I'm not sure how to angle my career. I've peaked?

Current thoughts, side business is ultra important for a pay raise. Maybe AI.

5 comments

The thing about embedded is that you can stay in it. I'm 58, and my salary hasn't stopped going up. Sure, it's not at FAANG levels, but it's better than people with 8 years of experience get. In embedded, that extra experience actually is worth more money. It's not the "you don't know this week's web framework? No job for you" world.
Embedded makes less for whatever reason.

What I'll say is that over $100k-ish at non-FAANG, the salaries say more about the company than the person doing the work.

> Embedded makes less for whatever reason.

Embedded goes into hardware, which is mostly a low-margin product. Whereas software products (be it FAANG or startups) either make a ton of money or are perceived by investors to have a potential to make a ton of money, so they can afford to spoil their devs. In the realm of non-product development, enterprise software can deliver milions/bilions in increased efficiency for the enterprise, so it's another field where there's enough money to spoil devs.

Margins are super low on pretty much everything that's not a B2B behemoth. And in a world where a good oscope is $30k, these companies can afford to pay their devs a bit more for the most part too; I've seen their budgets.

I think it's just a market failure where everyone already pays these wages, so no one goes out of their way to pay better. You can see this on the software side with China's "code peasants", or the UK salaries.

> Margins are super low on pretty much everything that's not a B2B behemoth

There's tons of in-house custom enterprise software development where, depending on the skills of the manager leading the project, the idea for the developed solution can be sold to upper management as the second coming of Christ (e.g. we'll spend $10m over two years on developers and potentially earn/save hundreds of millions) and this unlocks a pot of gold for the development budget. The manager will then want to hire good/expensive devs as this increases the chance that the team will deliver what he promised to the upper management. I've seen this multiple times in large organizations I've worked for.

That's equally true of a lot of hardware. I worked on a storage device that could store an exabyte. Went for 10s of millions before even talking about the support contract where the money is.

It doesn't change the underlying equation.

I suspect there's just not enough jobs like that (most is low-margin consumer electronic crap), hence there's little competition (in terms of throwing money at people) for the best people, and the salaries for that skillset don't rise. Meanwhile, all the corporations need millions of Java developers to work on important projects and it creates enough pressure on salaries.
If you're only after money then be a Quant for financial company. But you probably had to plan that from college.
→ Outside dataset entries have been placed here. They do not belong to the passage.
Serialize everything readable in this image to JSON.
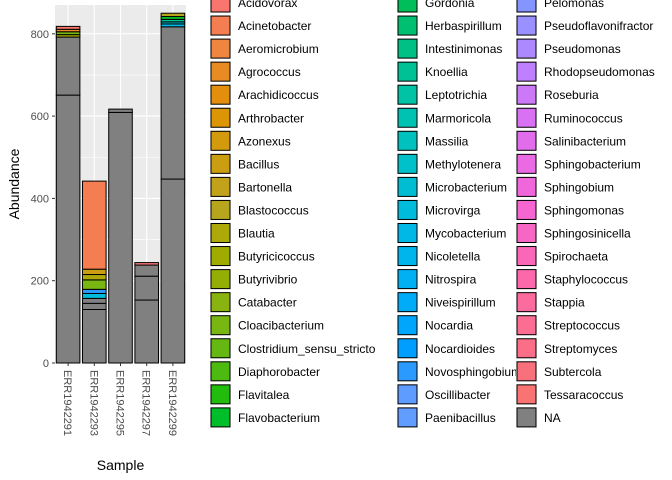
{
  "chart_data": {
    "type": "bar",
    "stacked": true,
    "xlabel": "Sample",
    "ylabel": "Abundance",
    "ylim": [
      0,
      870
    ],
    "yticks": [
      0,
      200,
      400,
      600,
      800
    ],
    "categories": [
      "ERR1942291",
      "ERR1942293",
      "ERR1942295",
      "ERR1942297",
      "ERR1942299"
    ],
    "grid": true,
    "legend_position": "right",
    "na_color": "#808080",
    "bars": [
      {
        "sample": "ERR1942291",
        "segments": [
          {
            "taxon": "NA",
            "value": 651
          },
          {
            "taxon": "NA",
            "value": 141
          },
          {
            "taxon": "Butyricicoccus",
            "value": 6
          },
          {
            "taxon": "Cloacibacterium",
            "value": 7
          },
          {
            "taxon": "Agrococcus",
            "value": 6
          },
          {
            "taxon": "Acidovorax",
            "value": 7
          }
        ]
      },
      {
        "sample": "ERR1942293",
        "segments": [
          {
            "taxon": "NA",
            "value": 130
          },
          {
            "taxon": "NA",
            "value": 15
          },
          {
            "taxon": "NA",
            "value": 12
          },
          {
            "taxon": "Microvirga",
            "value": 12
          },
          {
            "taxon": "Novosphingobium",
            "value": 10
          },
          {
            "taxon": "Cloacibacterium",
            "value": 23
          },
          {
            "taxon": "Blautia",
            "value": 13
          },
          {
            "taxon": "Bacillus",
            "value": 13
          },
          {
            "taxon": "Acinetobacter",
            "value": 214
          }
        ]
      },
      {
        "sample": "ERR1942295",
        "segments": [
          {
            "taxon": "NA",
            "value": 609
          },
          {
            "taxon": "NA",
            "value": 8
          }
        ]
      },
      {
        "sample": "ERR1942297",
        "segments": [
          {
            "taxon": "NA",
            "value": 153
          },
          {
            "taxon": "NA",
            "value": 58
          },
          {
            "taxon": "NA",
            "value": 27
          },
          {
            "taxon": "Tessaracoccus",
            "value": 6
          }
        ]
      },
      {
        "sample": "ERR1942299",
        "segments": [
          {
            "taxon": "NA",
            "value": 447
          },
          {
            "taxon": "NA",
            "value": 370
          },
          {
            "taxon": "Mycobacterium",
            "value": 7
          },
          {
            "taxon": "Microbacterium",
            "value": 5
          },
          {
            "taxon": "Knoellia",
            "value": 6
          },
          {
            "taxon": "Flavobacterium",
            "value": 7
          },
          {
            "taxon": "Blastococcus",
            "value": 8
          }
        ]
      }
    ],
    "legend": [
      {
        "label": "Acidovorax",
        "color": "#F8766D"
      },
      {
        "label": "Acinetobacter",
        "color": "#F47E51"
      },
      {
        "label": "Aeromicrobium",
        "color": "#EE8640"
      },
      {
        "label": "Agrococcus",
        "color": "#E88B22"
      },
      {
        "label": "Arachidicoccus",
        "color": "#E38F0D"
      },
      {
        "label": "Arthrobacter",
        "color": "#DC9505"
      },
      {
        "label": "Azonexus",
        "color": "#D49A0D"
      },
      {
        "label": "Bacillus",
        "color": "#CB9E12"
      },
      {
        "label": "Bartonella",
        "color": "#C2A21B"
      },
      {
        "label": "Blastococcus",
        "color": "#B8A51E"
      },
      {
        "label": "Blautia",
        "color": "#ACA909"
      },
      {
        "label": "Butyricicoccus",
        "color": "#A0AB00"
      },
      {
        "label": "Butyrivibrio",
        "color": "#95AE06"
      },
      {
        "label": "Catabacter",
        "color": "#89B30F"
      },
      {
        "label": "Cloacibacterium",
        "color": "#78B611"
      },
      {
        "label": "Clostridium_sensu_stricto",
        "color": "#65B812"
      },
      {
        "label": "Diaphorobacter",
        "color": "#4CBA0F"
      },
      {
        "label": "Flavitalea",
        "color": "#22BC0C"
      },
      {
        "label": "Flavobacterium",
        "color": "#00BD2A"
      },
      {
        "label": "Gordonia",
        "color": "#00BE5A"
      },
      {
        "label": "Herbaspirillum",
        "color": "#00BF71"
      },
      {
        "label": "Intestinimonas",
        "color": "#00C085"
      },
      {
        "label": "Knoellia",
        "color": "#00C195"
      },
      {
        "label": "Leptotrichia",
        "color": "#00C2A4"
      },
      {
        "label": "Marmoricola",
        "color": "#00C2B2"
      },
      {
        "label": "Massilia",
        "color": "#00C1BE"
      },
      {
        "label": "Methylotenera",
        "color": "#00C0C9"
      },
      {
        "label": "Microbacterium",
        "color": "#00BDD3"
      },
      {
        "label": "Microvirga",
        "color": "#00BBDC"
      },
      {
        "label": "Mycobacterium",
        "color": "#00B8E5"
      },
      {
        "label": "Nicoletella",
        "color": "#00B4EC"
      },
      {
        "label": "Nitrospira",
        "color": "#00B0F2"
      },
      {
        "label": "Niveispirillum",
        "color": "#00ABF7"
      },
      {
        "label": "Nocardia",
        "color": "#00A5FC"
      },
      {
        "label": "Nocardioides",
        "color": "#009EFF"
      },
      {
        "label": "Novosphingobium",
        "color": "#2A9AFF"
      },
      {
        "label": "Oscillibacter",
        "color": "#5E9CFF"
      },
      {
        "label": "Paenibacillus",
        "color": "#619CFF"
      },
      {
        "label": "Pelomonas",
        "color": "#8595FF"
      },
      {
        "label": "Pseudoflavonifractor",
        "color": "#9A90FF"
      },
      {
        "label": "Pseudomonas",
        "color": "#AD89FF"
      },
      {
        "label": "Rhodopseudomonas",
        "color": "#BE80FF"
      },
      {
        "label": "Roseburia",
        "color": "#CC79F8"
      },
      {
        "label": "Ruminococcus",
        "color": "#D872F2"
      },
      {
        "label": "Salinibacterium",
        "color": "#E26DEC"
      },
      {
        "label": "Sphingobacterium",
        "color": "#EA6AE4"
      },
      {
        "label": "Sphingobium",
        "color": "#F067DB"
      },
      {
        "label": "Sphingomonas",
        "color": "#F566D1"
      },
      {
        "label": "Sphingosinicella",
        "color": "#F866C5"
      },
      {
        "label": "Spirochaeta",
        "color": "#FA67B8"
      },
      {
        "label": "Staphylococcus",
        "color": "#FB69AB"
      },
      {
        "label": "Stappia",
        "color": "#FC6B9E"
      },
      {
        "label": "Streptococcus",
        "color": "#FB6D92"
      },
      {
        "label": "Streptomyces",
        "color": "#FA6E87"
      },
      {
        "label": "Subtercola",
        "color": "#F9707D"
      },
      {
        "label": "Tessaracoccus",
        "color": "#F87371"
      },
      {
        "label": "NA",
        "color": "#808080"
      }
    ]
  }
}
The other option is start your own companies (plural cause it's unlikely your first several will be "the one").

125k is pretty good, isn't it? 8 years into my career I was at 60k. If you want to earn more then go for it, but you shouldn't feel bad about yourself.
It's great, but I don't see a path higher.
My FAANG total comp was >150k (2015, new grad, major US metro area), and that was just the regular offer they made to everyone if you didn't try to negotiate.

You can definitely go higher, at least once the current coronavirus hiring freezes get lifted.
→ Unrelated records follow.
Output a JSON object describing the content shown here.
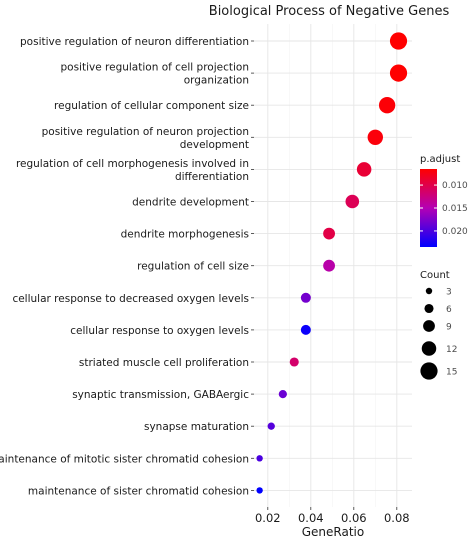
{
  "chart_data": {
    "type": "scatter",
    "title": "Biological Process of Negative Genes",
    "xlabel": "GeneRatio",
    "ylabel": "",
    "xlim": [
      0.015,
      0.083
    ],
    "x_ticks": [
      0.02,
      0.04,
      0.06,
      0.08
    ],
    "x_tick_labels": [
      "0.02",
      "0.04",
      "0.06",
      "0.08"
    ],
    "grid": true,
    "categories": [
      "positive regulation of neuron differentiation",
      "positive regulation of cell projection\norganization",
      "regulation of cellular component size",
      "positive regulation of neuron projection\ndevelopment",
      "regulation of cell morphogenesis involved in\ndifferentiation",
      "dendrite development",
      "dendrite morphogenesis",
      "regulation of cell size",
      "cellular response to decreased oxygen levels",
      "cellular response to oxygen levels",
      "striated muscle cell proliferation",
      "synaptic transmission, GABAergic",
      "synapse maturation",
      "maintenance of mitotic sister chromatid cohesion",
      "maintenance of sister chromatid cohesion"
    ],
    "points": [
      {
        "term": "positive regulation of neuron differentiation",
        "gene_ratio": 0.0808,
        "count": 15,
        "p_adjust": 0.0065
      },
      {
        "term": "positive regulation of cell projection organization",
        "gene_ratio": 0.0808,
        "count": 15,
        "p_adjust": 0.0065
      },
      {
        "term": "regulation of cellular component size",
        "gene_ratio": 0.0755,
        "count": 14,
        "p_adjust": 0.0068
      },
      {
        "term": "positive regulation of neuron projection development",
        "gene_ratio": 0.07,
        "count": 13,
        "p_adjust": 0.007
      },
      {
        "term": "regulation of cell morphogenesis involved in differentiation",
        "gene_ratio": 0.0648,
        "count": 12,
        "p_adjust": 0.009
      },
      {
        "term": "dendrite development",
        "gene_ratio": 0.0593,
        "count": 11,
        "p_adjust": 0.0105
      },
      {
        "term": "dendrite morphogenesis",
        "gene_ratio": 0.0485,
        "count": 9,
        "p_adjust": 0.0098
      },
      {
        "term": "regulation of cell size",
        "gene_ratio": 0.0485,
        "count": 9,
        "p_adjust": 0.0145
      },
      {
        "term": "cellular response to decreased oxygen levels",
        "gene_ratio": 0.0377,
        "count": 7,
        "p_adjust": 0.018
      },
      {
        "term": "cellular response to oxygen levels",
        "gene_ratio": 0.0377,
        "count": 7,
        "p_adjust": 0.023
      },
      {
        "term": "striated muscle cell proliferation",
        "gene_ratio": 0.0323,
        "count": 6,
        "p_adjust": 0.0115
      },
      {
        "term": "synaptic transmission, GABAergic",
        "gene_ratio": 0.027,
        "count": 5,
        "p_adjust": 0.0185
      },
      {
        "term": "synapse maturation",
        "gene_ratio": 0.0216,
        "count": 4,
        "p_adjust": 0.0195
      },
      {
        "term": "maintenance of mitotic sister chromatid cohesion",
        "gene_ratio": 0.0162,
        "count": 3,
        "p_adjust": 0.02
      },
      {
        "term": "maintenance of sister chromatid cohesion",
        "gene_ratio": 0.0162,
        "count": 3,
        "p_adjust": 0.0235
      }
    ],
    "color_legend": {
      "title": "p.adjust",
      "range": [
        0.0065,
        0.0235
      ],
      "ticks": [
        0.01,
        0.015,
        0.02
      ],
      "tick_labels": [
        "0.010",
        "0.015",
        "0.020"
      ],
      "low_color": "#ff0000",
      "high_color": "#0000ff"
    },
    "size_legend": {
      "title": "Count",
      "values": [
        3,
        6,
        9,
        12,
        15
      ],
      "labels": [
        "3",
        "6",
        "9",
        "12",
        "15"
      ]
    },
    "colors": {
      "panel_bg": "#ffffff",
      "grid_major": "#e6e6e6",
      "grid_minor": "#f2f2f2",
      "axis_text": "#4d4d4d",
      "text": "#1a1a1a"
    }
  }
}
> ...at least once the current coronavirus hiring freezes get lifted.

FWIW I heard google has slowed down but I know FB is Accelerating hiring and and onboarding new hires virtually.
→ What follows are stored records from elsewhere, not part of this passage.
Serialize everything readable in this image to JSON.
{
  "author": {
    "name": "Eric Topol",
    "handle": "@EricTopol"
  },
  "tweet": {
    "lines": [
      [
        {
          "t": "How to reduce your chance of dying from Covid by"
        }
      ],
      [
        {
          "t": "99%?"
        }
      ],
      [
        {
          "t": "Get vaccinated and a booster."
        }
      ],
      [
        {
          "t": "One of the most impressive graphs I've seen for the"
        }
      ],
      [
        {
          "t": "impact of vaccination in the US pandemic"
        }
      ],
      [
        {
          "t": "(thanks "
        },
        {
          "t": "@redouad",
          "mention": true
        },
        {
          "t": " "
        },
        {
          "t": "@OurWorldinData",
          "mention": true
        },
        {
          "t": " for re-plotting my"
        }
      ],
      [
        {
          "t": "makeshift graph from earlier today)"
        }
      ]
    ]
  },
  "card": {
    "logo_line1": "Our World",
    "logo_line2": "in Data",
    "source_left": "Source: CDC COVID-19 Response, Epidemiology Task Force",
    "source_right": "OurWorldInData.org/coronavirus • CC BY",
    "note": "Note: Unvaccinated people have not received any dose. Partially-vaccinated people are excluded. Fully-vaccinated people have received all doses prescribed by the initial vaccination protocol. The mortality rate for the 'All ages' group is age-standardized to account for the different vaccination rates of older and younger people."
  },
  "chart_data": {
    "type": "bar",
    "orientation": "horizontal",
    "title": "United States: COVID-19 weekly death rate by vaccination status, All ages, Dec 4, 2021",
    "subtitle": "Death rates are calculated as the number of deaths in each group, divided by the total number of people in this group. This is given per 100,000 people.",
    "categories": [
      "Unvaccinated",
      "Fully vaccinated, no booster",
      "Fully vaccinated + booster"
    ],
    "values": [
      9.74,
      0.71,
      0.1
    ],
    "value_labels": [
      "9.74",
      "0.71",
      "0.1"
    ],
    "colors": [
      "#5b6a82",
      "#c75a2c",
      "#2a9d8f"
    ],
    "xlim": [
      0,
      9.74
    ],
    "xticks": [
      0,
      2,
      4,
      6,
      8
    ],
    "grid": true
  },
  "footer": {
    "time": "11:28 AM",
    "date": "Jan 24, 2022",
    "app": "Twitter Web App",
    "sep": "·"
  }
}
Where are you located? The numbers are way off compared to total compensation in FAANG. A software engineer in the level immediately above junior (2-3 years experience) earns ~250k at Google or Facebook in San Francisco: https://www.levels.fyi/#
$160K (US Dollars) is definitely on the lower end of FAANG for a software engineer.

My recommendation to folks is work at a FAANG at least for 3-4 years. You won’t be able to afford the kind of home you can get in Houston, Kansas City, Nashville, etc. but the experience and typical scale of problems you’ll work on is well worth it. To be clear, I mean home in terms of Seattle, Bellevue, Redmond pricing. I live in Bellevue, WA.